Отец потупил глаза, скрыл их под бровями:
– Липочка, служба... от нее никуда! А на меня супостат какой-то доносы писал. Будто я политику эту на груди пригрел. Оно и правда же: как придет этот, так мы его в красный угол сажали. Ему от нас пышки, а мне из губернии – во какие шишки!
– Что ты сказал ему? – повторяла девушка.
Исправник вдруг ослабел. Ему стало так горько – хоть плачь. Вокруг него, словно птица, собиравшаяся клюнуть его, прыгала на костылях его дочь, его кровь, его жизнь, его горе, – и он жалел ее безмерно.
– Не нужно нам кавалера сего, – ответил мрачно. – И тебе он не нужен, да и ты, дочка, не нужна ему... Ему бы только срок отбыть. А потом он тебя и не вспомнит. Верь мне.
– Нет! – тонко вскрикнула Липочка. – Я не тебе – я ему верю! Он меня любит, а я люблю его, и мы клятву дали. Никогда! Никогда не разлучат нас люди... до гробовой доски!

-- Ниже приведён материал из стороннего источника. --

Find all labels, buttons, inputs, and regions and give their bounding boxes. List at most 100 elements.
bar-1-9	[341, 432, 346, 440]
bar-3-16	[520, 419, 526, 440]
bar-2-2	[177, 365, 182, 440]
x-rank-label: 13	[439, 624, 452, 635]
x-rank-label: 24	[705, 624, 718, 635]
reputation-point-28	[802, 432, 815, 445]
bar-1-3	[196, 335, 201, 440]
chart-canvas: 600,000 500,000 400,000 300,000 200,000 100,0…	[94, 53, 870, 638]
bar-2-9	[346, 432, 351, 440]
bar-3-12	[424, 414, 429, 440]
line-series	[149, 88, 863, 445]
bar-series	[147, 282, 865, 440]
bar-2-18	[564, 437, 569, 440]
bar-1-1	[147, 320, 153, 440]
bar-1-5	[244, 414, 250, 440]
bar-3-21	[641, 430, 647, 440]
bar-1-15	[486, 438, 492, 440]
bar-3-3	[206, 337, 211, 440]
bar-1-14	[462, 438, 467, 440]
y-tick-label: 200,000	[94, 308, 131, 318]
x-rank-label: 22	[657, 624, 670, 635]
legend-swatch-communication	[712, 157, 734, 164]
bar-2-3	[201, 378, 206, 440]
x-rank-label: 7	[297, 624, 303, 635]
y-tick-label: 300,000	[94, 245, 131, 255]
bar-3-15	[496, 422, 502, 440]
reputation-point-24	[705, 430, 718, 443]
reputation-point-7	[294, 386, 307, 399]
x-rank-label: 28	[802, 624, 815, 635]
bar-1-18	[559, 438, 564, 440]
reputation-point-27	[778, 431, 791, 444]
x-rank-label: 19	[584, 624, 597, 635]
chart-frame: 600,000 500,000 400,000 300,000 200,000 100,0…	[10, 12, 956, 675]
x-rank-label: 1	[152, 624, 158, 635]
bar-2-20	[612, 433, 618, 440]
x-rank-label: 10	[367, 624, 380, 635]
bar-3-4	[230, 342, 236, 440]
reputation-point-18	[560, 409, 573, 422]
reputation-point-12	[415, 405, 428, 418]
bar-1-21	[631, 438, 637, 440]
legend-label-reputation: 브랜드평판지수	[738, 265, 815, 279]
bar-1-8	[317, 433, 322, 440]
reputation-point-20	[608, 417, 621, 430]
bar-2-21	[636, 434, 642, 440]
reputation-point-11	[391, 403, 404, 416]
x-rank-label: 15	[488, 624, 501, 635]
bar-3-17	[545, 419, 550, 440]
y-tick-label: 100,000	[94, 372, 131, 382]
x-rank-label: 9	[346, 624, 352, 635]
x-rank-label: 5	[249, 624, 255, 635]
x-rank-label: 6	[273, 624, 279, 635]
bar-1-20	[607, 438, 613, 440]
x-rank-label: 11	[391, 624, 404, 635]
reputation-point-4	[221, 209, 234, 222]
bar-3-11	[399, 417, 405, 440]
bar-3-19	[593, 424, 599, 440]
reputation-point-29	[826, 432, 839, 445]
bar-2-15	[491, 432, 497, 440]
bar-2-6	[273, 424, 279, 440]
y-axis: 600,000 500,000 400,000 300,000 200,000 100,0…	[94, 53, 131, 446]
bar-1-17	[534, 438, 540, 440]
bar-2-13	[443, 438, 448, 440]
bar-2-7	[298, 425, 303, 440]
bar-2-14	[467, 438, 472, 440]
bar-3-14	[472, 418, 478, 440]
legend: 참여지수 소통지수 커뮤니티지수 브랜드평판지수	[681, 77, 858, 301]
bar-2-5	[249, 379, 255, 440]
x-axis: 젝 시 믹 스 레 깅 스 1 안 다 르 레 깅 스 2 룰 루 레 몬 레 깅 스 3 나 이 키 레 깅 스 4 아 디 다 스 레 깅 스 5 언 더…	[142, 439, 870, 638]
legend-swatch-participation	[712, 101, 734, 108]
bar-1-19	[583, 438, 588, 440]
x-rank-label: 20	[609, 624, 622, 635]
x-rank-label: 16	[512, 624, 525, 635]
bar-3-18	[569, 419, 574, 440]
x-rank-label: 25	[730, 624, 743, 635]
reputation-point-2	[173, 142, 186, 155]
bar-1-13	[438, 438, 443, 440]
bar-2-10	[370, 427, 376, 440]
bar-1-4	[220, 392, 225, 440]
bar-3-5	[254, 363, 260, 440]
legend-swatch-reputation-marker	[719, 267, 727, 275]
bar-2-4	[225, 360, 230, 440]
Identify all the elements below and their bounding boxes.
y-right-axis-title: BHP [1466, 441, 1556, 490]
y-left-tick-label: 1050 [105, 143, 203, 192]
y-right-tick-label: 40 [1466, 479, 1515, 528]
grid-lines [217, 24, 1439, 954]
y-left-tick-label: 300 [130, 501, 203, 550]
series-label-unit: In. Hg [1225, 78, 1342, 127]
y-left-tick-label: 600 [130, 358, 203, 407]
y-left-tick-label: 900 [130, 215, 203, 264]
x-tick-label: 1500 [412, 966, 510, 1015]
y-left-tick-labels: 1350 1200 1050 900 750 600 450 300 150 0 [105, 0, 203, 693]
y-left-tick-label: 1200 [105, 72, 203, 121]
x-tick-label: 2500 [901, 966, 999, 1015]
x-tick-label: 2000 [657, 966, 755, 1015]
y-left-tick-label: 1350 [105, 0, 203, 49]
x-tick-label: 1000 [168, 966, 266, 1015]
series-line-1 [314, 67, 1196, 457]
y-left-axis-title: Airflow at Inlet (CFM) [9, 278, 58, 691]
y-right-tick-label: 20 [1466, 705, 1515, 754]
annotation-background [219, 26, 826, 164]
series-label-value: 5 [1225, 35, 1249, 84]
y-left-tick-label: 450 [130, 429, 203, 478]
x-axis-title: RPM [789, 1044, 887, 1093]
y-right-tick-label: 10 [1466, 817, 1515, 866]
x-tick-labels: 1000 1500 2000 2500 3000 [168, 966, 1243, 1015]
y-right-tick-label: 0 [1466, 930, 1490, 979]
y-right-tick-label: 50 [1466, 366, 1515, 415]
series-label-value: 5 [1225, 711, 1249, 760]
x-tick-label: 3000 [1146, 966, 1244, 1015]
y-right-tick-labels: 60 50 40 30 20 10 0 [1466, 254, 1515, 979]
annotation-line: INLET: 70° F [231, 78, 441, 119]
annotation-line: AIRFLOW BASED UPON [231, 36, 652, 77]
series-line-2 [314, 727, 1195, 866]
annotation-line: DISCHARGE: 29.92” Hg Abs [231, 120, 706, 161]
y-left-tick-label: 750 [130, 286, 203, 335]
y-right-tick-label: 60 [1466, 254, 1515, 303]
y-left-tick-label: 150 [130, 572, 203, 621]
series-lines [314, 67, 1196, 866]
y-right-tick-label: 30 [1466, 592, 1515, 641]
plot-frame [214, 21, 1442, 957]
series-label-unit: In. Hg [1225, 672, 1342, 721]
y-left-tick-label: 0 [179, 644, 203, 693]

– Эдак все говорят, – отвечал исправник. – Ему делать тут нечего, вот он и таскался к нам... дурманил голову твою. А на отца ты. Олимпиада не кричи. А не то – выдеру!
– Я буду кричать. Я разбужу весь город. Пусть все знают...
– Не позорься. Кухарки и той стыдно.
– Пусть позор... что угодно! Я пойду за ним. Я верну его!
Что-то жуткое и темное появилось во взгляде отца.
– Дай, – сказал он, протягивая к ней руки (красные, как клешни вареного рака, все в растительности неистребимой). – Дай! – злобно повторил Аккуратов, выхватывая костыли из-под локтей дочери.
– Папа! – взмолилась девушка.
– Я тебе не папа сейчас... Я для тебя – исправник!
И – на колено – первый костыль: хрусть.
– А вот и второй... туда же! – И снова: хрусть. В ярости разбросал обломки костылей по комнате.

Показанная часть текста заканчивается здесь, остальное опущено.